If $f(x)$ is continuous on $[a,b]$ and differentiable on $(a,b)$ then $(\frac{f'(c)}{3c^2}) = (\frac{f(b)-f(a)}{b^3 -a^3})$ where$c ∈ (a,b)$.

Question

If $f(x)$ is continuous on $[a,b]$ and differentiable in $(a,b)$, then $(\frac{f'(c)}{3c^2}) = (\frac{f(b)-f(a)}{b^3 -a^3})$ for some $c ∈ (a,b)$.

I have tried in this manner:

Let us assume $H(x)=(b^3 -a^3) f(x)-(f(b)-f(a))x^3$ which is continuous on $[a,b]$ and differentiable on $(a,b)$. $H(a)=b^3 f(a)-a^3 f(b)=H(b)$ which is Rolle's theorem. I am stuck in this step.

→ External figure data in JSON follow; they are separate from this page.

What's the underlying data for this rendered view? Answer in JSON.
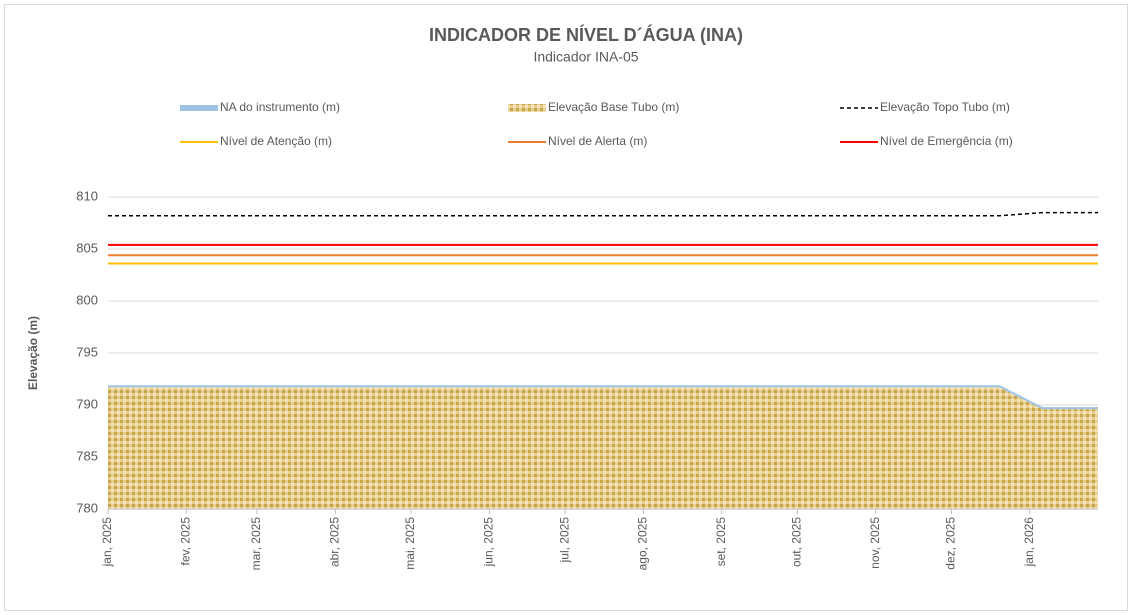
{
  "chart_data": {
    "type": "line",
    "title": "INDICADOR DE NÍVEL D´ÁGUA (INA)",
    "subtitle": "Indicador INA-05",
    "y_label": "Elevação (m)",
    "x": [
      0,
      353,
      370,
      392
    ],
    "xlim": [
      0,
      392
    ],
    "xticks": [
      {
        "value": 0,
        "label": "jan, 2025"
      },
      {
        "value": 31,
        "label": "fev, 2025"
      },
      {
        "value": 59,
        "label": "mar, 2025"
      },
      {
        "value": 90,
        "label": "abr, 2025"
      },
      {
        "value": 120,
        "label": "mai, 2025"
      },
      {
        "value": 151,
        "label": "jun, 2025"
      },
      {
        "value": 181,
        "label": "jul, 2025"
      },
      {
        "value": 212,
        "label": "ago, 2025"
      },
      {
        "value": 243,
        "label": "set, 2025"
      },
      {
        "value": 273,
        "label": "out, 2025"
      },
      {
        "value": 304,
        "label": "nov, 2025"
      },
      {
        "value": 334,
        "label": "dez, 2025"
      },
      {
        "value": 365,
        "label": "jan, 2026"
      }
    ],
    "ylim": [
      780,
      810
    ],
    "yticks": [
      780,
      785,
      790,
      795,
      800,
      805,
      810
    ],
    "grid": true,
    "series": [
      {
        "name": "NA do instrumento (m)",
        "color": "#9dc3e6",
        "style": "line",
        "values": [
          791.8,
          791.8,
          789.7,
          789.7
        ]
      },
      {
        "name": "Elevação Base Tubo (m)",
        "color": "#d9b55f",
        "style": "area",
        "values": [
          791.7,
          791.7,
          789.6,
          789.6
        ]
      },
      {
        "name": "Elevação Topo Tubo (m)",
        "color": "#000000",
        "style": "dashed",
        "values": [
          808.2,
          808.2,
          808.5,
          808.5
        ]
      },
      {
        "name": "Nível de Atenção (m)",
        "color": "#ffc000",
        "style": "line",
        "values": [
          803.6,
          803.6,
          803.6,
          803.6
        ]
      },
      {
        "name": "Nível de Alerta (m)",
        "color": "#ed7d31",
        "style": "line",
        "values": [
          804.4,
          804.4,
          804.4,
          804.4
        ]
      },
      {
        "name": "Nível de Emergência (m)",
        "color": "#ff0000",
        "style": "line",
        "values": [
          805.4,
          805.4,
          805.4,
          805.4
        ]
      }
    ]
  }
}
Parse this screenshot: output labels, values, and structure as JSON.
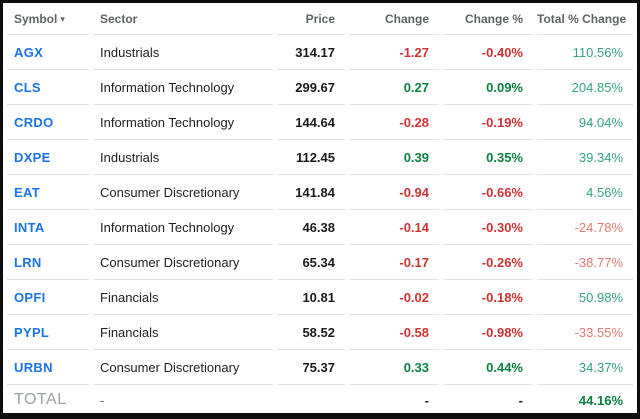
{
  "colors": {
    "symbol_blue": "#1a73e8",
    "pos_green": "#0b8043",
    "neg_red": "#cc3333",
    "pos_green_light": "#34a284",
    "neg_red_light": "#df7b72",
    "header_gray": "#5f6368",
    "total_gray": "#9aa0a6",
    "frame_black": "#0d0d0d",
    "divider_gray": "#e1e3e6"
  },
  "table": {
    "sort_indicator": "▾",
    "columns": [
      {
        "label": "Symbol",
        "sorted": "desc",
        "align": "left"
      },
      {
        "label": "Sector",
        "align": "left"
      },
      {
        "label": "Price",
        "align": "right"
      },
      {
        "label": "Change",
        "align": "right"
      },
      {
        "label": "Change %",
        "align": "right"
      },
      {
        "label": "Total % Change",
        "align": "right"
      }
    ],
    "rows": [
      {
        "symbol": "AGX",
        "sector": "Industrials",
        "price": "314.17",
        "change": "-1.27",
        "change_pct": "-0.40%",
        "total_pct": "110.56%"
      },
      {
        "symbol": "CLS",
        "sector": "Information Technology",
        "price": "299.67",
        "change": "0.27",
        "change_pct": "0.09%",
        "total_pct": "204.85%"
      },
      {
        "symbol": "CRDO",
        "sector": "Information Technology",
        "price": "144.64",
        "change": "-0.28",
        "change_pct": "-0.19%",
        "total_pct": "94.04%"
      },
      {
        "symbol": "DXPE",
        "sector": "Industrials",
        "price": "112.45",
        "change": "0.39",
        "change_pct": "0.35%",
        "total_pct": "39.34%"
      },
      {
        "symbol": "EAT",
        "sector": "Consumer Discretionary",
        "price": "141.84",
        "change": "-0.94",
        "change_pct": "-0.66%",
        "total_pct": "4.56%"
      },
      {
        "symbol": "INTA",
        "sector": "Information Technology",
        "price": "46.38",
        "change": "-0.14",
        "change_pct": "-0.30%",
        "total_pct": "-24.78%"
      },
      {
        "symbol": "LRN",
        "sector": "Consumer Discretionary",
        "price": "65.34",
        "change": "-0.17",
        "change_pct": "-0.26%",
        "total_pct": "-38.77%"
      },
      {
        "symbol": "OPFI",
        "sector": "Financials",
        "price": "10.81",
        "change": "-0.02",
        "change_pct": "-0.18%",
        "total_pct": "50.98%"
      },
      {
        "symbol": "PYPL",
        "sector": "Financials",
        "price": "58.52",
        "change": "-0.58",
        "change_pct": "-0.98%",
        "total_pct": "-33.55%"
      },
      {
        "symbol": "URBN",
        "sector": "Consumer Discretionary",
        "price": "75.37",
        "change": "0.33",
        "change_pct": "0.44%",
        "total_pct": "34.37%"
      }
    ],
    "total_row": {
      "label": "TOTAL",
      "sector": "-",
      "price": "",
      "change": "-",
      "change_pct": "-",
      "total_pct": "44.16%"
    }
  }
}
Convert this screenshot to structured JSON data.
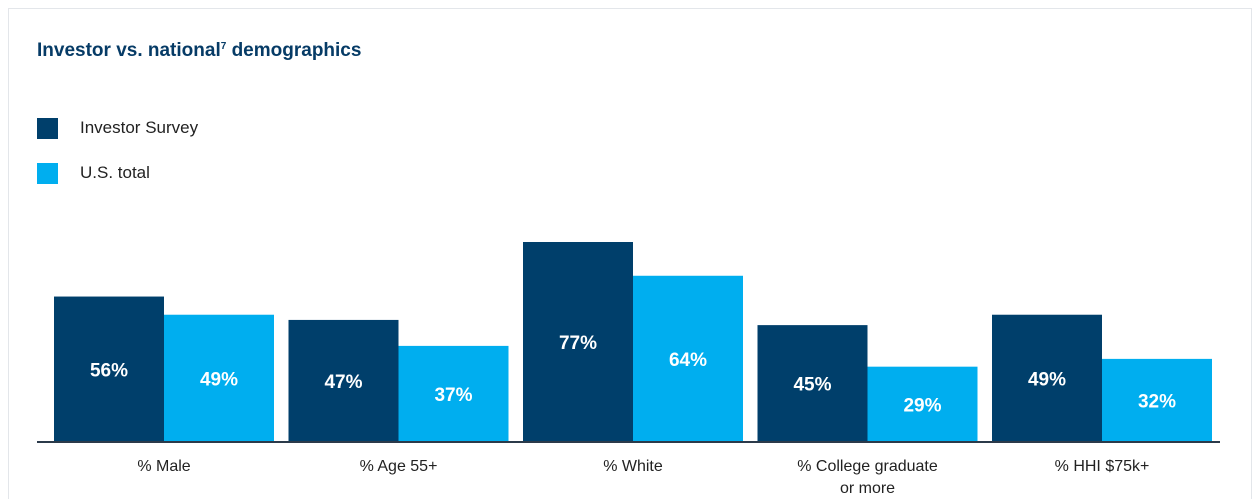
{
  "chart_data": {
    "type": "bar",
    "title": "Investor vs. national",
    "title_superscript": "7",
    "title_suffix": "demographics",
    "categories": [
      "% Male",
      "% Age 55+",
      "% White",
      "% College graduate or more",
      "% HHI $75k+"
    ],
    "category_lines": [
      [
        "% Male"
      ],
      [
        "% Age 55+"
      ],
      [
        "% White"
      ],
      [
        "% College graduate",
        "or more"
      ],
      [
        "% HHI $75k+"
      ]
    ],
    "series": [
      {
        "name": "Investor Survey",
        "values": [
          56,
          47,
          77,
          45,
          49
        ],
        "labels": [
          "56%",
          "47%",
          "77%",
          "45%",
          "49%"
        ],
        "color": "#003f6b"
      },
      {
        "name": "U.S. total",
        "values": [
          49,
          37,
          64,
          29,
          32
        ],
        "labels": [
          "49%",
          "37%",
          "64%",
          "29%",
          "32%"
        ],
        "color": "#00aeef"
      }
    ],
    "ylim": [
      0,
      100
    ],
    "grid": false,
    "legend_position": "top-left",
    "value_label_color": "#ffffff",
    "axis_color": "#2b3a4a"
  }
}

Could anybody please help me?

Answer 1

let $$g(x) = f(x) - kx^3, k \text{ to be fixed.} $$ requiring $g(a) = g(b)$ gives you $$k = \frac{f(b) - f(a)}{b^3 - a^3} $$ now apply rolle's theorem that tells you that there ia $c$ such that $g'(c) = 0.$